The 20-minute claim was made yesterday by Professor Chen Xiaohong, an expert in charge of the expo's transport planning and professor of the College of Transport Planning and Management at Shanghai's Tongji University.

In addition to a crisscross net of subways and light rails that is already under construction, Shanghai will build five large permanent stations in the suburbs in an attempt to shift car drivers onto the mass transport system.

Speaking to China Daily, Professor Chen said: "The World Expo will not put much extra pressure on the central urban transport system, which already serves more than 17 million citizens every day.

"The real challenge is how to smoothly accommodate the influx of visitors from outside Shanghai."

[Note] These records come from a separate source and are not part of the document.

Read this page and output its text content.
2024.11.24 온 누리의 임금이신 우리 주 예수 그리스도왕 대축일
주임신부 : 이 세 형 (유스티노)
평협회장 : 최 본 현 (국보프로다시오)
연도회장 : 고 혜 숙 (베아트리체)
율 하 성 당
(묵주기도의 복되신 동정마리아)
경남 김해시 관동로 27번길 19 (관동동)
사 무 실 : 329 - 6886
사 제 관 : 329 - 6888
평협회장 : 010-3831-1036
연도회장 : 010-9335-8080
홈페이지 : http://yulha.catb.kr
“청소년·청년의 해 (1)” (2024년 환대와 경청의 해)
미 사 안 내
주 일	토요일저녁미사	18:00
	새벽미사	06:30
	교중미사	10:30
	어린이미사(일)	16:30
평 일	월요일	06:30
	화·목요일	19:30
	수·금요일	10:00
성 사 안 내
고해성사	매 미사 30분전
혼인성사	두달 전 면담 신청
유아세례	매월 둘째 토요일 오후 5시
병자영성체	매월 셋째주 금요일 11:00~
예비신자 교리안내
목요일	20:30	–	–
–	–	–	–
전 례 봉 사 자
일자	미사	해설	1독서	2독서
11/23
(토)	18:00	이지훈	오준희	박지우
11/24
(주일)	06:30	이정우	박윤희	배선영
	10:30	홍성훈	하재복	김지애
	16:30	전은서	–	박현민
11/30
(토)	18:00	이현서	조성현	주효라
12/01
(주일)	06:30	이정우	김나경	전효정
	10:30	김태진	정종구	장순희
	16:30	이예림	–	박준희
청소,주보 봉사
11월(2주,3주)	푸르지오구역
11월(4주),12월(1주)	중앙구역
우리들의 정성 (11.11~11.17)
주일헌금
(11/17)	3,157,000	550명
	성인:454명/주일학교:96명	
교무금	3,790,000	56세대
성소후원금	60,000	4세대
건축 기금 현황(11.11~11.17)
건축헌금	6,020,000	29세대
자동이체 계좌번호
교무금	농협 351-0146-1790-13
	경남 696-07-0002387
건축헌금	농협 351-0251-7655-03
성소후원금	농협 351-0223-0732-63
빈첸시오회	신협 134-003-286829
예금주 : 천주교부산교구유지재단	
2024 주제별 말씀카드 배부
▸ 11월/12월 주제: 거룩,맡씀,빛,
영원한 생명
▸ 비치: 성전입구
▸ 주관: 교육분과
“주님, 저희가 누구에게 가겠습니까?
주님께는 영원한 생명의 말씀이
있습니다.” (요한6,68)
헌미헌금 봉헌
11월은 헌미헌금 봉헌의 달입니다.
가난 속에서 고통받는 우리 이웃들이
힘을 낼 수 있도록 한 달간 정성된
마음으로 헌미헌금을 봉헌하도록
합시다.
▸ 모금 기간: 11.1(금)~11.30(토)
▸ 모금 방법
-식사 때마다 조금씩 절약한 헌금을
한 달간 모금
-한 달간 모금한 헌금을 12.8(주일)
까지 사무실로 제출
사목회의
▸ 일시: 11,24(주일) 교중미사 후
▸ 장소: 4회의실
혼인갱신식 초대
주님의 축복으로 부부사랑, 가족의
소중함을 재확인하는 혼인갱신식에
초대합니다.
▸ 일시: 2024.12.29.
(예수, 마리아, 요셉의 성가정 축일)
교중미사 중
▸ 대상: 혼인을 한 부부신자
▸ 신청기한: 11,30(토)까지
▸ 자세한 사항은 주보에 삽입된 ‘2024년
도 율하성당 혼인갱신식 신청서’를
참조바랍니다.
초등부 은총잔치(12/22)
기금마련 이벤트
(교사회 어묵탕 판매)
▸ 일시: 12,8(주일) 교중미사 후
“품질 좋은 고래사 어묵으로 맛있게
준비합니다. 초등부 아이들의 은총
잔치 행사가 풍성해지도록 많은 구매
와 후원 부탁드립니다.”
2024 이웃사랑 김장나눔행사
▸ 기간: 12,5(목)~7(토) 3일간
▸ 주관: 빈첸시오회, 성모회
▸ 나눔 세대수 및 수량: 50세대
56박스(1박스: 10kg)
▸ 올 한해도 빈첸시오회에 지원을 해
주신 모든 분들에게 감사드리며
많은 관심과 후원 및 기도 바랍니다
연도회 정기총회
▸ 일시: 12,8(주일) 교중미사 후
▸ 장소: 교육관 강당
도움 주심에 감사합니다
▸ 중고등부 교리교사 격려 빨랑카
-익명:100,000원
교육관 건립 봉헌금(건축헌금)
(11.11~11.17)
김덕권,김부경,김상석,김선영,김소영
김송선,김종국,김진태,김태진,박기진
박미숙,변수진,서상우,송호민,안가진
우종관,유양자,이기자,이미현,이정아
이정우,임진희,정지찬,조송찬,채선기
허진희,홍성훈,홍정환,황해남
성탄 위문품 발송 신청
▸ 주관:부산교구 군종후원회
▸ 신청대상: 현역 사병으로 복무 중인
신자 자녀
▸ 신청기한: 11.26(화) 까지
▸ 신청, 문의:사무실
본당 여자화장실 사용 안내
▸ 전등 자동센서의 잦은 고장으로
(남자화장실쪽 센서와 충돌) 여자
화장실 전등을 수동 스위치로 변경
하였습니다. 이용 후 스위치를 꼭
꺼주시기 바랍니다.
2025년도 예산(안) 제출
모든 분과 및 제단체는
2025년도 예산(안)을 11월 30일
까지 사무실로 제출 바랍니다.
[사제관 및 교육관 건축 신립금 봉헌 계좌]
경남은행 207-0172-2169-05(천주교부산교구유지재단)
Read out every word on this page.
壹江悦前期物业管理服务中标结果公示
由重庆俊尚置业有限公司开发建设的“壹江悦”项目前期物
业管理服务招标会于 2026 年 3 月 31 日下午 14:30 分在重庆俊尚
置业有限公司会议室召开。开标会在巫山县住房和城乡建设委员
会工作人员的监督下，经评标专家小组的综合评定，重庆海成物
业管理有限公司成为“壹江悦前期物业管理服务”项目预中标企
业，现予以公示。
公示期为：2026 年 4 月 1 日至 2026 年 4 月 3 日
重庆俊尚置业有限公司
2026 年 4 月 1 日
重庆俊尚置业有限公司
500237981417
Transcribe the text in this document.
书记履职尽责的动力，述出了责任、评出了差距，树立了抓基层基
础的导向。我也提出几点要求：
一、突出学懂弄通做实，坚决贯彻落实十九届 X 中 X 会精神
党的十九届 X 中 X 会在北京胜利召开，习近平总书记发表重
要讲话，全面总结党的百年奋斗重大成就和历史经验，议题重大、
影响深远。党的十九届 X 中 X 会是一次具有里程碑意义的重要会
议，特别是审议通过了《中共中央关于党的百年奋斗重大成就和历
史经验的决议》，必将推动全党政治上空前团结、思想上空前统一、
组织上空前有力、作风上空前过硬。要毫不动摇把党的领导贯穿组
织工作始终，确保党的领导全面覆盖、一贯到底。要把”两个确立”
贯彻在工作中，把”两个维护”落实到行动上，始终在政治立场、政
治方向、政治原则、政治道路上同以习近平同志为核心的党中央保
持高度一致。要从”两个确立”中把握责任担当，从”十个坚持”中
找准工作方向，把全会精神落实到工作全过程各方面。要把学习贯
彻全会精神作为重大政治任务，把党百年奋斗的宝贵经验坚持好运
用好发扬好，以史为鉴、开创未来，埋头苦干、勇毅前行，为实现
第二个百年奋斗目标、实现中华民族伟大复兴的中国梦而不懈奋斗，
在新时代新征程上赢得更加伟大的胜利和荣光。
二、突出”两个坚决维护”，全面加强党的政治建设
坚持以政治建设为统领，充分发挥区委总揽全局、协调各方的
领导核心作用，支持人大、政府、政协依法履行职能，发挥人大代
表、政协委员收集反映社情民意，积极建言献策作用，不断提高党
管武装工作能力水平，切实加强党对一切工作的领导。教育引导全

Organizers predict the expo could attract as many as 72.2 million people during its six-month run in 2010, with as many as 800,000 visiting on any single day. Some 35 per cent of visitors will travel from neighbouring provinces in the Yangtze Delta.

Experts have proposed building five inter-city express railway lines linking Shanghai with Nanjing, Hangzhou and other main cities in the neighouring provinces of Jiangsu and Zhejiang within 15 years. Current lines in the region, already carrying six times more passengers than the country's average, are operating at maximum capacity.

The new rail line between Shanghai and Nanjing, capital of Jiangsu, is undergoing feasibility studies as a first step of the grand plan, Ministry of Railways officials said at a forum in Shanghai on Tuesday.

Shanghai now has two subway lines and a lightrail which running 80 kilometres across the town. It also has a 35-kilometre magnetic-levitation railway leading to the Pudong International Airport, the only maglev line in commercial operation in the world.

Last year Shanghai local government mapped out an ambitious long-term plan that aims to build one of the world's most sophisticated urban rail transport networks. Under the plan, Shanghai will have 17 urban rail lines running through 810 kilometres by 2020, limiting travel between any two rail-covered points in the mega city to within 45 minutes.

By 2010, there will be five new train lines extending the city's rail transport system to 400 kilometres. All these new lines are to run through the World Expo site along Shanghai's Huangpu River, said Chen.